While chowing down a $6.50 Bistro Burger, Nathan remarked that this was as good as burgers got, and didn’t I agree. Though I was enjoying the burger thoroughly, I replied that, no, I’ve had much better burgers, and that this was fine for bar-eating with beer. We went on to discuss my favorite burgers (such as at Landmarc and especially at Tessaro’s in Pittsburgh, serving the world’s best burger since 1984). What makes them better, or special at all? Well, the bun, for one. And the cheese. And the fresh, perfectly grilled meat.

But Nathan wasn’t convinced. First, he told me that burgers are burgers, and that the setting is more important than the food. A mediocre burger at a fun backyard party is as good as burgers get, he said. He eventually admitted that he finds burgers inappropriate in most restaurant settings, which led us to the conclusion that, in fact, sandwiches and other finger foods are somewhat inappropriate in most restaurants, including Landmarc. This has never stopped me from ordering one, and in fact I order them specifically in nice restaurants, expecting especially good preparations and usually getting them (such as the one I had recently at Balthazar).

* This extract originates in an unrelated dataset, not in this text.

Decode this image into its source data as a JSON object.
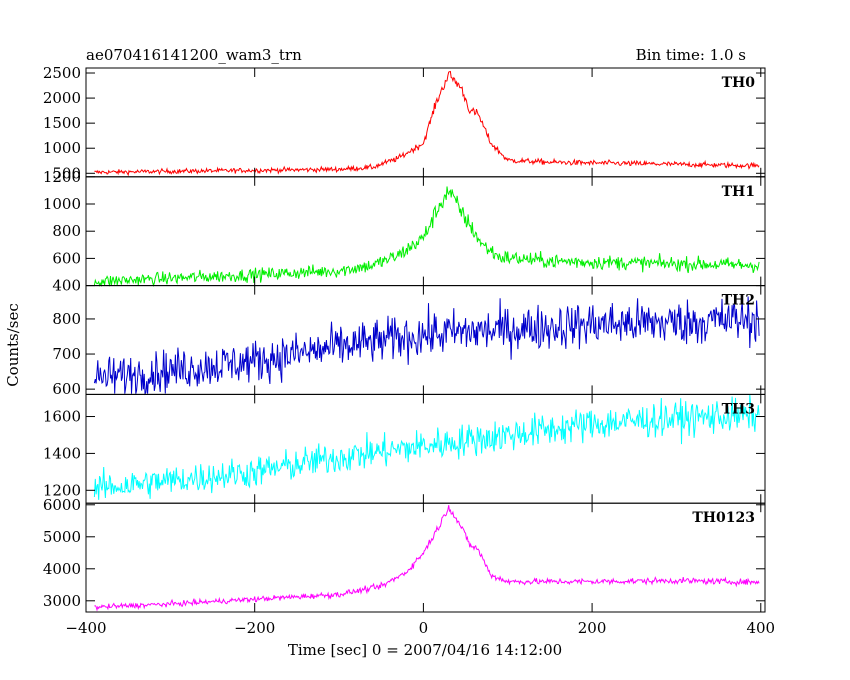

In short, Nathan can’t tolerate the elevation of hamburgers, hot dogs, and other party foods. They are meant to be enjoyed at a party or bar or on the street with friends, not stuffed with foie gras and truffles. They should be cheap, never costing more than $8, and that ought to include fries.

I’m inclined to agree with him somewhat. Burgers can and should be elevated in certain ways in certain restaurants. What gets me is when a restaurant has a $15 burger that isn’t special. Don’t waste my time, basically. But a perfect burger, such as a Tessaro’s bacon–blue cheeseburger, perfect from bun to toasted bun, is priceless.